Sure thing! There is a lot I don't fully understand yet, but below is what I currently know.

  1. How the architecture for TMLE is currently setup wouldn't directly allow the sample splitting as you described. Behind the scenes, TMLE takes an unfit ML and fits it to the full data set. It then generates predictions from the ML and stores them as self.g1w, self.g0w, self.QA1W, self.QA0W, and self.QAW. You could "trick" TMLE into using the sample splits by changing the array of values stored to correspond to the sample split desired. However, at that point you might as well code the cross-fit TMLE procedure by hand. My plan is to release the cross-fit estimators early in 2020. I have code that I believe implements them as intended but I have to find a way to test some of the features.
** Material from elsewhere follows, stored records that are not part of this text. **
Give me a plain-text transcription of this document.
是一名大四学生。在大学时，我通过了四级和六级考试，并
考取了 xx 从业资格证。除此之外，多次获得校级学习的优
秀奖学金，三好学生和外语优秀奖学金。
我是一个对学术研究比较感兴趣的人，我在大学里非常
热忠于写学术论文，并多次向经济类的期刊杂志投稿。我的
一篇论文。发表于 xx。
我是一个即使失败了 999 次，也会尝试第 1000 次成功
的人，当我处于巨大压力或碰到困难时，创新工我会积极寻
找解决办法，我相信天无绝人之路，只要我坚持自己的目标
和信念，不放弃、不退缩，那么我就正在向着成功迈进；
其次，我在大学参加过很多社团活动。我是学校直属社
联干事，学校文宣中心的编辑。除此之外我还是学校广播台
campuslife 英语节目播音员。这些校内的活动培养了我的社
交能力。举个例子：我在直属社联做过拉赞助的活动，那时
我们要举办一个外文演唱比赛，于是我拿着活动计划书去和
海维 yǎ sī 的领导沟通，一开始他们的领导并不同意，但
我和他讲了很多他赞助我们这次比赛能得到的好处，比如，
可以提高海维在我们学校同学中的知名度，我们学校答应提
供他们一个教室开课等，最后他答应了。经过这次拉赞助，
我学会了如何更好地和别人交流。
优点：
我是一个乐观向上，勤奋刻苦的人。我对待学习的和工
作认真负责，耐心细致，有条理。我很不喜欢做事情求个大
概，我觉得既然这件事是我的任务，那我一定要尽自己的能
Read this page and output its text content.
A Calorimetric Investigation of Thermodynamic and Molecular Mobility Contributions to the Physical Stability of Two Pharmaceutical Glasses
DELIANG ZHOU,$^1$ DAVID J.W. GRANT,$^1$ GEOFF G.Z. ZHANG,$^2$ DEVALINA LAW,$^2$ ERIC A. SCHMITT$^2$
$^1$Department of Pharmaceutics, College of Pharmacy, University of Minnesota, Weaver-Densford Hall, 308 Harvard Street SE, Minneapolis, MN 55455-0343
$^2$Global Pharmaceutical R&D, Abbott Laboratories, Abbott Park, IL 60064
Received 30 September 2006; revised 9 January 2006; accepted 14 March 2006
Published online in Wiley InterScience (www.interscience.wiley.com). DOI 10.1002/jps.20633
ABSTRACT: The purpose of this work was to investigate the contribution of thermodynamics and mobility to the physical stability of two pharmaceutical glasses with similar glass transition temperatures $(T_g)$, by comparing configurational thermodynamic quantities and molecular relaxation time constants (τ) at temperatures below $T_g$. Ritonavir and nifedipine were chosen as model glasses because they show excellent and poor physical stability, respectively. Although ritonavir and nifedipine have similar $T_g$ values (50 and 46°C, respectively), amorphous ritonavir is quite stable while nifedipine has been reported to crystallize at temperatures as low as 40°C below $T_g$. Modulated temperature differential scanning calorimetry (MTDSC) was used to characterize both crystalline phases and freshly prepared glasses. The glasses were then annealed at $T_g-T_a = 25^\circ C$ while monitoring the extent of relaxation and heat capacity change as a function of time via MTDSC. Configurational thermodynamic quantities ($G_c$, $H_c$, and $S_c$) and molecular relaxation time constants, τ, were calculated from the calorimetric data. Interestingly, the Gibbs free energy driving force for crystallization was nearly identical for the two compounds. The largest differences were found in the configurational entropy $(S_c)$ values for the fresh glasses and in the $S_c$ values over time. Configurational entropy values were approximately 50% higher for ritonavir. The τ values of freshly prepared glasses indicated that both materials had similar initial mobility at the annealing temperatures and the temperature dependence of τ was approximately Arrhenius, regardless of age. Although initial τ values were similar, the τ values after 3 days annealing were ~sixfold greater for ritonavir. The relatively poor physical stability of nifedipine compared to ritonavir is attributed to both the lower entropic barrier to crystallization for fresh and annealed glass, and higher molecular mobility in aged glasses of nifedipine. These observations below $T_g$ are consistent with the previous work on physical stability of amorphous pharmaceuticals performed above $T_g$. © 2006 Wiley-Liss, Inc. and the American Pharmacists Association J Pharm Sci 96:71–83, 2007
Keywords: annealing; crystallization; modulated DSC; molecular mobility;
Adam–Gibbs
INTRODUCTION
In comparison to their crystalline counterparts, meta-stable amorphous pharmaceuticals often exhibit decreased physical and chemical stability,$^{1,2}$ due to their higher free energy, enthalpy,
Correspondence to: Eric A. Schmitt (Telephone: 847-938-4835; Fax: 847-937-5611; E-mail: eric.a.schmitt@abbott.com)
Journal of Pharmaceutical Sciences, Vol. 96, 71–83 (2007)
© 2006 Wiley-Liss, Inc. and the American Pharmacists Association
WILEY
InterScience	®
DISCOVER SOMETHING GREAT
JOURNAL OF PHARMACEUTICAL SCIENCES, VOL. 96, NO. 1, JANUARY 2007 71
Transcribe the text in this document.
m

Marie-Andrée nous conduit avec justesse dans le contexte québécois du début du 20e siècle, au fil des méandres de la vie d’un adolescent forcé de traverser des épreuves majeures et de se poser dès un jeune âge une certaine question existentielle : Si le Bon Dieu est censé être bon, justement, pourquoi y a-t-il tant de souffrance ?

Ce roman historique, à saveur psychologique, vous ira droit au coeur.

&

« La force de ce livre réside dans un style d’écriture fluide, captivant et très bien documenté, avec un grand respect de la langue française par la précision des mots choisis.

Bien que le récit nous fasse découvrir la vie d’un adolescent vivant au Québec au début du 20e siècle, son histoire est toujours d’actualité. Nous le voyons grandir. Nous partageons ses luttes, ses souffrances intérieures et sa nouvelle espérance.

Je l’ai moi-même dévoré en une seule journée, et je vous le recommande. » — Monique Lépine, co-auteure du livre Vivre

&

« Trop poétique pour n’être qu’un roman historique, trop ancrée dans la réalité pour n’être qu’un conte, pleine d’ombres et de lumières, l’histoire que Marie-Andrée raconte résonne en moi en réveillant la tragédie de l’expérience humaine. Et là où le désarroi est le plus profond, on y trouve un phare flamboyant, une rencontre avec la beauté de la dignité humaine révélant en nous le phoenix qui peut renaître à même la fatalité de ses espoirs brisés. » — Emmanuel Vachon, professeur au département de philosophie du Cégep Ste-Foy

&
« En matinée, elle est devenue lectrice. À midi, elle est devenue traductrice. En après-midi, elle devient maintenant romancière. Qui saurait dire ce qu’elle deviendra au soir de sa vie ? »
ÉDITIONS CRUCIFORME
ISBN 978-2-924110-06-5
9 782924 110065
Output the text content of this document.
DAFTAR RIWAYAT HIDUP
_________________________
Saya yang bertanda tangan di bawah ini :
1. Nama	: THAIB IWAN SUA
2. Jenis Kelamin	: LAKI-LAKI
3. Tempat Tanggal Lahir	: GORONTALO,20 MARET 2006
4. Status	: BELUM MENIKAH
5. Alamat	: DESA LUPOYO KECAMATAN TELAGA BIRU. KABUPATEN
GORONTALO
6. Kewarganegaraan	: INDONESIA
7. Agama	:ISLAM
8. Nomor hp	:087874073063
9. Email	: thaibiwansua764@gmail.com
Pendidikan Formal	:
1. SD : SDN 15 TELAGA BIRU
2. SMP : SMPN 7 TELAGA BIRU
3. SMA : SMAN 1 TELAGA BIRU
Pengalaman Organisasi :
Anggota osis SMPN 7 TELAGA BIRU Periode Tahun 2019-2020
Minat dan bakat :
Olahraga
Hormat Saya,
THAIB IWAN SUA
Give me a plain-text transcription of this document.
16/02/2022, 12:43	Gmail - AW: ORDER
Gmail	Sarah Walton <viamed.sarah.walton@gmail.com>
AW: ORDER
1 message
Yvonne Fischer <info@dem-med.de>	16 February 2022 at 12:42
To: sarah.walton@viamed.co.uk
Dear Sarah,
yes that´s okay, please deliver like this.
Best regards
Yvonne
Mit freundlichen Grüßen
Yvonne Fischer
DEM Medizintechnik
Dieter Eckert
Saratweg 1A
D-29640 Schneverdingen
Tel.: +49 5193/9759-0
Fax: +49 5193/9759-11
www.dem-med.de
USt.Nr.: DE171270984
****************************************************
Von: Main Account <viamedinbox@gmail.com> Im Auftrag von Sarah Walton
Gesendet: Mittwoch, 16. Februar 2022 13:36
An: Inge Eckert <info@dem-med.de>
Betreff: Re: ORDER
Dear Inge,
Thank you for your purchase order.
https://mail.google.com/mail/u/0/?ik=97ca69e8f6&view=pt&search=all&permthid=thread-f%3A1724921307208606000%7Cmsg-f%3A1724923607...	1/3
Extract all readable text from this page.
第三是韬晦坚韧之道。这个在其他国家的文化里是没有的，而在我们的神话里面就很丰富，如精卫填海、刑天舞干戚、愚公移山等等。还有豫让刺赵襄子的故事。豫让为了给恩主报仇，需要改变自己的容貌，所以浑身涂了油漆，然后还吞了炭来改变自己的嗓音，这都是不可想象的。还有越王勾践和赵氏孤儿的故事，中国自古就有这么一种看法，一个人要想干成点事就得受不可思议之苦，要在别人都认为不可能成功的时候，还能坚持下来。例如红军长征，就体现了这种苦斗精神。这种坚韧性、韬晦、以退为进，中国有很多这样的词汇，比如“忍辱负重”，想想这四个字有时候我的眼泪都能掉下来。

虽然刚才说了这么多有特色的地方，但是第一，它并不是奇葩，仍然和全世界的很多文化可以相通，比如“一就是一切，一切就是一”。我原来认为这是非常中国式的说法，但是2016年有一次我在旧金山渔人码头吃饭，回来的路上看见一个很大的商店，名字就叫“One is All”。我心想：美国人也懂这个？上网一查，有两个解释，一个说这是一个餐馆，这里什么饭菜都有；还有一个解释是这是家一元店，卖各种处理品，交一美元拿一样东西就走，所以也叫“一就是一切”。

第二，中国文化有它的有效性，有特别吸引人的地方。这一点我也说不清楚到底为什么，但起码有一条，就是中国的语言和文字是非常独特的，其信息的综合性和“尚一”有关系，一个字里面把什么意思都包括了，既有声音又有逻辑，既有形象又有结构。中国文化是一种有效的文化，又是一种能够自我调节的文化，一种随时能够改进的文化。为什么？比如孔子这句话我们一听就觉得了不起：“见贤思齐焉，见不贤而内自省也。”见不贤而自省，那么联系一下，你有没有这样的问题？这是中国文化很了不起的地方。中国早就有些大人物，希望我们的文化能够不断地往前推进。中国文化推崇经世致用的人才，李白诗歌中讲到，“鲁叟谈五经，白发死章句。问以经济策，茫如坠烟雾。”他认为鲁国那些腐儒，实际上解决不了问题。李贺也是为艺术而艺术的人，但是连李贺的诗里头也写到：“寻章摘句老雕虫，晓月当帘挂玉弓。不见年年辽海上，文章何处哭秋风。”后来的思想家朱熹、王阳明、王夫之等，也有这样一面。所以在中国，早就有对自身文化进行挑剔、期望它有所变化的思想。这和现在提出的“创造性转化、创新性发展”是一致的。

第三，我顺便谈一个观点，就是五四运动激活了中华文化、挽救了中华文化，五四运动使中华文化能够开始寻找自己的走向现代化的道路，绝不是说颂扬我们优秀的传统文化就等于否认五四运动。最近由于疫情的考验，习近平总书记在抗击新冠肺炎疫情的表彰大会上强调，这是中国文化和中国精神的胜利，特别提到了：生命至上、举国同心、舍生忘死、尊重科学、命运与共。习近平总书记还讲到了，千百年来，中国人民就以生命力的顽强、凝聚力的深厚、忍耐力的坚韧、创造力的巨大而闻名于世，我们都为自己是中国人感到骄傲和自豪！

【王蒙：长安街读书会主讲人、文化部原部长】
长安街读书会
  2. Double machine learning (based on the definition provided in Chernozhukov et al. 2016, same paper referenced by Microsoft Research) differs slightly from the cross-fit procedure (based on the definition provided in Newey & Robins). Whereas double machine learning requires a minimum of one split, cross-fitting requires two splits. The unique part of the cross-fit estimators is that they are designed for doubly robust estimators like AIPW and TMLE. Since these estimators have two nuisance functions, we need to estimate those nuisance functions in different splits. Double machine learning on the other hand allows for 'cross-over' between nuisance function samples, theoretically causing a problem for the doubly robust estimators. However, I have not seen a direct comparison between these approaches. Since the cross-fit estimators are preferable in theory for AIPW and TMLE, I plan on adding that soon.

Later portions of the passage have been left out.